One of the most discussed barriers to the adoption of mobile health technologies is the Digital Divide between the elderly and the rest of society. Technology may support initiatives encouraging aging at home. There are many reasons why older persons do not use technology. A recent report https://obamawhitehouse.archives.gov/sites/default/files/microsites/ostp/PCAST/pcast_independence_tech__aging_report_final_0.pdf) by the President’s Council of Advisors on Science and Technology entitled “Independence, Technology, and Connection in Older Age” highlights many of these issues. I praise the report because it considers caregivers, socioeconomic, geographical and clinical aspects of older people both healthy and sick. It also provides clear recommendations to the President in the form of policy initiatives and actionable items (some of which require legislation which unfortunately might delay or prevent implementation). One can only hope that they can be enacted because of both their urgency and potential significant benefits. The report is divided into three sections and explores how technology can impact them: social engagement and connectivity, cognitive function, and physical ability. There were several common themes in the major areas of the study: heterogeneity of the older-adult population; the foundational role of Internet connectivity; monitoring within homes and communities; the need for more research; and technology standards. I will now discuss what I believe are the five most significant takeaways from the report.

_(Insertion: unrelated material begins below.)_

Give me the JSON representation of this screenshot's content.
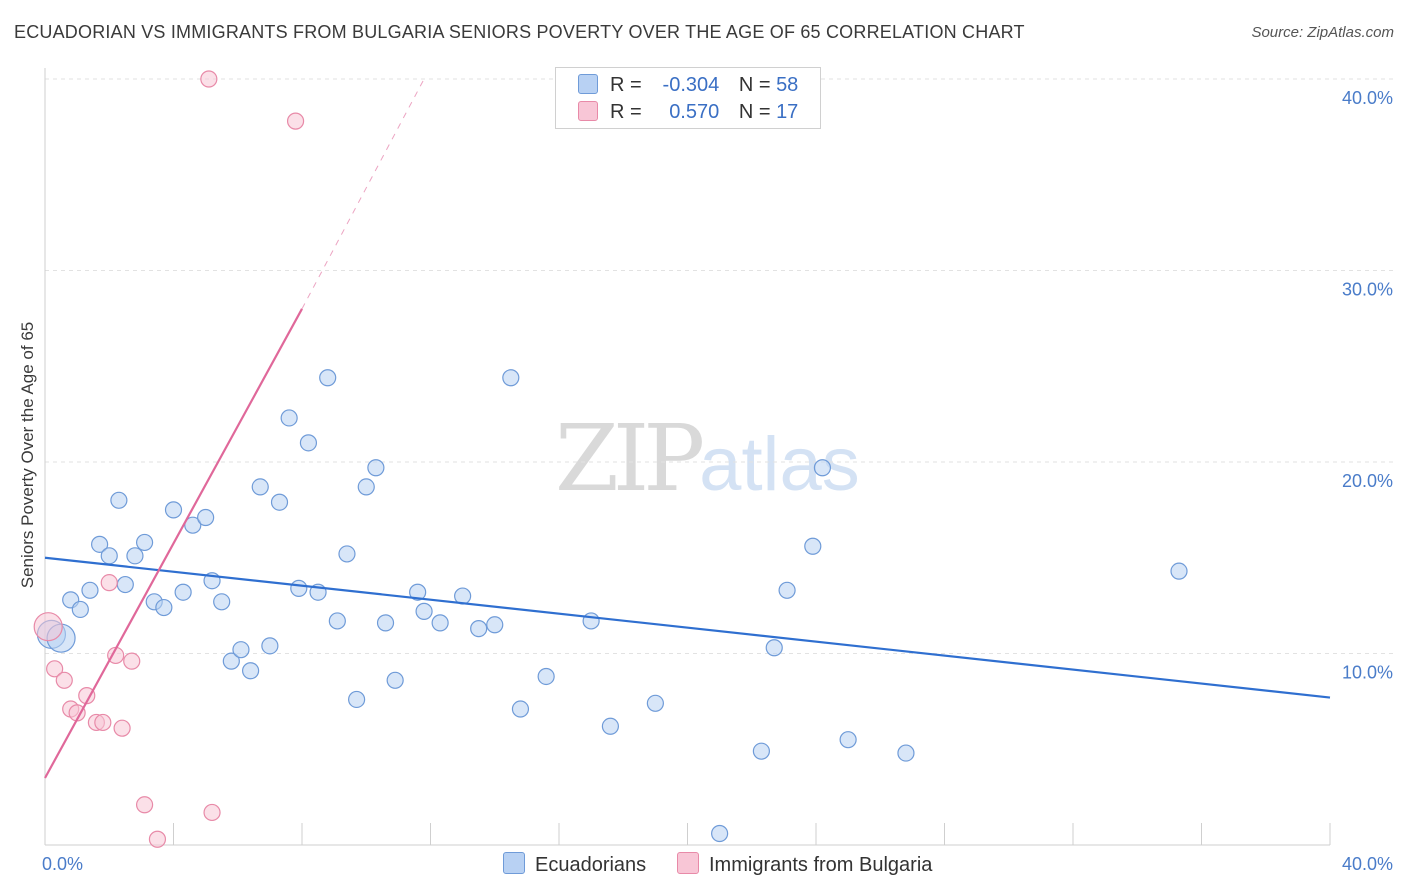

- Socialization via technology. In its report, the Council clearly highlights the fundamental importance of social interactions in human well-being. Besides the most popular sources (Facebook, Twitter, Pinterest, Instagram), virtual communities (which might include medical peer support group sites), and real-time video conferencing, in-person facilitating websites (companionship/dating sites, Meetup). Examples of technologies which facilitate care. Honor is a technology in which older adults can participate in their own care in a convenient way. It includes a ratings feature which can help improve the experience over time via customization. Social media can also facilitate volunteer and employment opportunities.
- Technologies can address cognitive decline. The report addresses three opportunities in the area of cognitive function. It discusses how in-home and wearable sensor technology can identify changes in behavioral patterns of medication use and daily activities which may signal changes in cognitive function. Technology can assist in the prevention of economic fraud and exploitation, unfortunately commonly experienced by the elderly. The third opportunity lies in the potential for technologies to maintain or enhance cognitive health. Technologies available today can help monitor those with established cognitive impairment. An excellent example is a shoe inner sole geolocation which can track a potential wanderer. Simple digital music technology has been demonstrated to improve cognition. Not to be underestimated is the need for large scale educational efforts to increase awareness, healthcare and social community support, and adequate safeguards in the area of privacy and security of technologies.
- Technologies to address physical ability. The report appropriately cites the various definitions of mobility from a healthcare standpoint. It reviews the value proposition of telemedicine for those with physical problems limiting healthcare visits. This would result in increased access to care both in primary and specialty care. The encounters can be either synchronous or asynchronous. Much work remains to be done in increasing expanding payment for telemedicine. The authors accurately discuss the need for increasing broadband access for technologies like telemedicine. Other challenges include professional cross-state licensing, and both human and process implementation issues (none of which are insurmountable and supported by existing examples). Recommendations to improve functionality [(to have HHS work with the Department of Housing and Urban Development to improve functionality of home designs), product designs (medication and food packaging), wheelchair functionality] highlight social and other aspects of life necessary to optimize and accommodate physical ability.
- The report’s thread of aging at home. Older people have overwhelmingly stated that they want to age at home and not in institutions. The report’s theme supports a multidisciplinary approach which includes technology, public policy changes, support for caregivers, and consideration of environmental/social factors. AARP has established a $40M venture fund for technologies aimed at aging at home for its members. Aging at home must be a consideration in development of digital health technologies for older adults. Unobtrusive, secure, and wellness-focused tools will have the best chance of success.
- Significance of the report for digital health itself. The Council should be praised for giving weight to increasing awareness and education about digital technology in general. Complimenting this is its focus on increasing access to technology and physicians via expanding broadband and use of telehealth respectively. Decreasing the Digital Divide by getting older people utilizing the Internet and mobile devices is a challenge of widely varying geographical significance. Policy change recommendations by the Council in achieving this goal are to be supported by organizations like HIMSS, the AMA, and patient advocacy groups.
This report has implications for the digital health technology industry, for government agencies (who should look at aging at home as a national priority on many levels), and for the entire population who deserve the opportunity of doing all they can to age at home. Dignity is a universal value desired by the elderly. Technology has the ability to help people achieve this even in illness. I would like to thank the members of the Council for the contents of this report and look forward to seeing many of its recommendations implemented.